A member of the percussion family, tambourines historically have been made by mounting a single drum head (often of thin animal hide) onto a ring that has pairs of metal jingles laced around the drum sides. It should be noted, however, that not all tambourines use a drum head of leather or animal hide. In some instances, there are jingles strung across the center of the tambourine frame instead. The instrument was then used by either striking the drum head, shaking the jingles, or banging the instrument against a part of the body to get both a drum tone and jingles simultaneous.
Historically the tambourine has been identified in many forms of music including Persian, classical, gospel and pop music. The tambourine can be traced back to most ancient civilizations including India, China, Rome, Egypt and Greece where it was usually used during periods of celebration. Frame drums such as the tambourine as some of the most ancient percussion instruments identified. They originated in the ancient Middle East and ultimately reached medieval Europe. In fact, the tambourine began appearing in operas, ballets, and compositions more and more often throughout the 18th and 19th centuries. Used as an accompaniment to other musical instruments, or dancers, the tambourine has developed a huge following for use in spiritual or ritual activities even now.

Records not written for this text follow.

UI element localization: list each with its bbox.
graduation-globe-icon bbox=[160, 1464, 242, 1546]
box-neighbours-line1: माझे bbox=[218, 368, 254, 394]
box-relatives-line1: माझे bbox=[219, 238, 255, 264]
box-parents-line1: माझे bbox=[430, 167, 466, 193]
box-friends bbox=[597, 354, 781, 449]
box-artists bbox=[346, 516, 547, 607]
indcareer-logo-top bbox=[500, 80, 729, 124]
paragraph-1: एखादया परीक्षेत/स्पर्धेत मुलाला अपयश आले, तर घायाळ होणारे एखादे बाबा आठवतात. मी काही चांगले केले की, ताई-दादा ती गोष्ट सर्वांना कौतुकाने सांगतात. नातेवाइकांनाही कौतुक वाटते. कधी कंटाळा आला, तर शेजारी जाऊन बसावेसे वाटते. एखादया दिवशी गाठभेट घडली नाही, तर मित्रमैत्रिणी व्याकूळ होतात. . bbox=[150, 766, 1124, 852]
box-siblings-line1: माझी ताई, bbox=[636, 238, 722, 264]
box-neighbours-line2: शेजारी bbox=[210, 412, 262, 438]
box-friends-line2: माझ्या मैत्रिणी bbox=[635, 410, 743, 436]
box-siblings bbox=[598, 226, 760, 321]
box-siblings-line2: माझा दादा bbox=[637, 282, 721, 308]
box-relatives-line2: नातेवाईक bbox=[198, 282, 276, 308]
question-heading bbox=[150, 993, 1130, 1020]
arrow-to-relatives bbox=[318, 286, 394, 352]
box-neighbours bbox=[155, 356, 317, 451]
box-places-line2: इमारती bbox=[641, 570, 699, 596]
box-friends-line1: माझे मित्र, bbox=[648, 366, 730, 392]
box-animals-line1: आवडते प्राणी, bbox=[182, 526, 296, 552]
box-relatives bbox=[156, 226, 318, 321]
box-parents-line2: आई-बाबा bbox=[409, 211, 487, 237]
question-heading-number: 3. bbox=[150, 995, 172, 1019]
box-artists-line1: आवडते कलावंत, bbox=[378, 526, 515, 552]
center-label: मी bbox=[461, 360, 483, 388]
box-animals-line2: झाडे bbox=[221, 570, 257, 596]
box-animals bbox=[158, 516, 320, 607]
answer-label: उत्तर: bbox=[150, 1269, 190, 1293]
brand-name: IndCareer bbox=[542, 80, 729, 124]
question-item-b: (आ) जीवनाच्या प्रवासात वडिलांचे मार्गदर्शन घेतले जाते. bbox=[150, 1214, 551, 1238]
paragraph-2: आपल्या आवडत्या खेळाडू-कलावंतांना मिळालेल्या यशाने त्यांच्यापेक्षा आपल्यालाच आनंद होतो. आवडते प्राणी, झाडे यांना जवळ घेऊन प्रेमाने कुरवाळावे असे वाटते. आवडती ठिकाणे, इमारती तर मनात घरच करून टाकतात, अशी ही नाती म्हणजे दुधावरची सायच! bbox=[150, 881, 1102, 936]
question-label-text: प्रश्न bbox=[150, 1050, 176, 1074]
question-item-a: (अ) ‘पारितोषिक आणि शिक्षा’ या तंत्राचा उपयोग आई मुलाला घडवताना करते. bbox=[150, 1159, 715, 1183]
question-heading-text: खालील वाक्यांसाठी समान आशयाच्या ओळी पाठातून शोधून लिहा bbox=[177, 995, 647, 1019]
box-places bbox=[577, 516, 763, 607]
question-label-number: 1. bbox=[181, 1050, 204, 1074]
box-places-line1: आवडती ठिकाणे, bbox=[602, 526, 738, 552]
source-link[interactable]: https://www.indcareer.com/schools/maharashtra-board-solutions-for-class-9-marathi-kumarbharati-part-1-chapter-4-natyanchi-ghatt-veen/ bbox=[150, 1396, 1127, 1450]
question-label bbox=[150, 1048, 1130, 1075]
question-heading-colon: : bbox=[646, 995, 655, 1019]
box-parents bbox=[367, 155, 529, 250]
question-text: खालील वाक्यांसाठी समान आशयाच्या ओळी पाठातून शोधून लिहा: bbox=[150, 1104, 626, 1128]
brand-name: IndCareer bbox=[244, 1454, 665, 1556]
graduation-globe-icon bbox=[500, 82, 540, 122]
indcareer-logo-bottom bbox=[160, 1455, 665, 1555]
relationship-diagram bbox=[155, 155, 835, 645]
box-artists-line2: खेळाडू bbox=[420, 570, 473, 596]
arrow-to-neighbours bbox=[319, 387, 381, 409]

Different countries have small differences in the construction of the instrument, but the basics remain generally the same. For example, the tambourine is related closely to the Riq used in countries including Egypt, Iraq, Syria, and other Arab countries. In Russia, the Ukraine, Slovia, Czechoslovakia, and Poland, it is referred to as a Buben. In the Balkans, Persia and Central Asian countries, the instrument is referred to as a Dajre. In South Indian societies the instrument is referred to as a Kanjira. All are equally accepted as an acoustic percussion instrument which has the primary use of maintaining rhythm and timbre within the musical piece during which it is being played.